The controversy in many cases that challenge state restrictions on abortion, like the Mississippi law in Dobbs, is about what legal standard federal courts are to use in evaluating those laws. In other words, how permissive or strict should federal courts be when examining these state laws regulating abortion? This issue arose because of the Supreme Court’s decision last term in June Medical Services v. Russo, striking down Louisiana’s law requiring abortion doctors to have admitting privileges at a local hospital.
The fragmented nature of the June Medical decision quickly triggered a division among the lower courts about what legal standard to use when deciding whether state regulations on abortion are constitutional. No opinion in June Medical commanded a five-justice majority. Chief Justice Roberts wrote a crucial controlling concurring opinion agreeing with four justices that the Louisiana law should be struck down based on the four-year-old precedent of Whole Woman’s Health v. Hellerstedt. But the Chief Justice agreed with the four dissenting justices that lower courts should not attempt to balance the benefits of a state law regulating abortion against the burdens it allegedly imposes. Pro-choice advocates often use such a balancing test to argue that state abortion laws should be invalidated.

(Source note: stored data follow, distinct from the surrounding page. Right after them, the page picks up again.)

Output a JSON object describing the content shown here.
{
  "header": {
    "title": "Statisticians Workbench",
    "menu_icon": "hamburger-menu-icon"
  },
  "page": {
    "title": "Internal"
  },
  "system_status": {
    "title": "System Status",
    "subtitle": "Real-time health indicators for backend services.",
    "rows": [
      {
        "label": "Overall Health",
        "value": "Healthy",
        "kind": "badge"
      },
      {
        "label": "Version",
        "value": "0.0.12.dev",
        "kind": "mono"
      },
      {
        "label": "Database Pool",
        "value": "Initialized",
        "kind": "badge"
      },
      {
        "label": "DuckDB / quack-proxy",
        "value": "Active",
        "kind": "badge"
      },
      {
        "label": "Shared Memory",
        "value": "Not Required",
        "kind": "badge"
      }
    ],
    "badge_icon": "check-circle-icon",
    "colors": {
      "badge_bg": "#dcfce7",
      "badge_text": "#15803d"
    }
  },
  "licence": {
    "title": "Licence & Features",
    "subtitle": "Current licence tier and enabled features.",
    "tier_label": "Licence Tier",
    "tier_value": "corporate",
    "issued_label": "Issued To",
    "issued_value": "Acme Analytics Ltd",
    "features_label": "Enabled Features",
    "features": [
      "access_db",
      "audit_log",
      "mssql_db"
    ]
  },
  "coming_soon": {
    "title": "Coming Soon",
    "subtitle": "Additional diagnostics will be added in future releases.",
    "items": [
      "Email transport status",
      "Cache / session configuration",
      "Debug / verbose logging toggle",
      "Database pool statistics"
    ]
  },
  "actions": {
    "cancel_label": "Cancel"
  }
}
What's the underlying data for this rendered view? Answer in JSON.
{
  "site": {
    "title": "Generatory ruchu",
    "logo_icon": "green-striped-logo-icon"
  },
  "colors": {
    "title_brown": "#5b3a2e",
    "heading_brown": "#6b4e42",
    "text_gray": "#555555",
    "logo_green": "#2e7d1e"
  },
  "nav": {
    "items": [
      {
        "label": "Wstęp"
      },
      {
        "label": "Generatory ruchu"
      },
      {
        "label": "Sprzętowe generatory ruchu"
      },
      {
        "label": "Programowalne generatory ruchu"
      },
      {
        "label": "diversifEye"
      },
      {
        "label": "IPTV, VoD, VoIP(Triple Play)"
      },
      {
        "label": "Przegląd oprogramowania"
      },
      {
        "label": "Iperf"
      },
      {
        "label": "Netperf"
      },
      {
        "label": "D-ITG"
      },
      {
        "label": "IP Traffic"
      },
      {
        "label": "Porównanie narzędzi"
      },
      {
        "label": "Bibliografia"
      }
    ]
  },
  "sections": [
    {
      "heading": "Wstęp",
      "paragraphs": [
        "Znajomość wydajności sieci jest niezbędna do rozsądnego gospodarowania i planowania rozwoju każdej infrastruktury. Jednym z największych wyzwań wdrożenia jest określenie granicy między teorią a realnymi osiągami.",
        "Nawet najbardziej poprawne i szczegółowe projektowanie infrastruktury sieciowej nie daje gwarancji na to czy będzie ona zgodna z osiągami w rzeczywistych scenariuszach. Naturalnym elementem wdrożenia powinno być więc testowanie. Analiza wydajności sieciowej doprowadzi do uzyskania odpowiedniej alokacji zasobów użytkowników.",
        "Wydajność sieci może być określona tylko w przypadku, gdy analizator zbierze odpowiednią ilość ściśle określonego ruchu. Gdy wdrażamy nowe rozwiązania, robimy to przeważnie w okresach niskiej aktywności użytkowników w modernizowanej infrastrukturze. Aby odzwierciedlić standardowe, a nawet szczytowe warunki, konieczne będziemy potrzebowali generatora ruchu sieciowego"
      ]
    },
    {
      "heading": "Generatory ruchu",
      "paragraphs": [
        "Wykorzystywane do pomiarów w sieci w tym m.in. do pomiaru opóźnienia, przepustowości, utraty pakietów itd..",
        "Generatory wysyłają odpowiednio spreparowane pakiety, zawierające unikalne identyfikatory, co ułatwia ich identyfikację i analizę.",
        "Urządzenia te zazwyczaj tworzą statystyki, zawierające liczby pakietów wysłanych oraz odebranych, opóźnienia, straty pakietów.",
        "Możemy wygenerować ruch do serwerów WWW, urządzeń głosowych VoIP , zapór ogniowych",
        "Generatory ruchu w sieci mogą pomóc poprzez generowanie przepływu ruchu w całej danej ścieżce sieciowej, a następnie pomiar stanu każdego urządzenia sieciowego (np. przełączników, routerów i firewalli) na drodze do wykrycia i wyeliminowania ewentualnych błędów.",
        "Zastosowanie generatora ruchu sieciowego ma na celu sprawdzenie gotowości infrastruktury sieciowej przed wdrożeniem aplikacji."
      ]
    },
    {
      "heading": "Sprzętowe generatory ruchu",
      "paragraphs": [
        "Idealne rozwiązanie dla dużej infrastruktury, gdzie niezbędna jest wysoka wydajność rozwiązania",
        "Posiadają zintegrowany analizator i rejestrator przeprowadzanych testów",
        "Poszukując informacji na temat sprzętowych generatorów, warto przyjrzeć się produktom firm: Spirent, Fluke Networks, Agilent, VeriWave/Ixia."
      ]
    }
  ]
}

Instead, Chief Justice Roberts and the four dissenting justices in June Medical agreed that state abortion laws that do not impose an “undue burden” on a woman’s right to abortion should be upheld no matter the balancing of benefits and burdens. This standard allows more pro-life state regulation of abortion, but is at odds with how some courts have interpreted the Hellerstedt decision.
So, after June Medical, which rule should lower courts use to evaluate whether a state law regulating abortion violates the Constitution?
Lower courts have quickly divided on this issue. This August, the U.S. Court of Appeals for the 8th Circuit allowed a number of Arkansas statutes regulating abortion to be enforced, based on the standard in Chief Justice Roberts’ concurring opinion. Federal district courts in Maryland and Texas disagreed, striking down abortion laws in other cases by using the balancing test.
Mississippi is asking the Supreme Court to clarify this important question in Dobbs v. Jackson Women’s Health Organization. If the justices decide to hear the case, it is possible that five justices would vote to clarify the “undue burden” standard in a manner that confirms that states have broader authority to regulate abortion before viability. This would be a significant victory for pro-life advocates.
The importance of these cases should encourage us to pray for the justices and their law clerks—that the justices would make wise decisions in these important cases and the others they will consider as the term unfolds.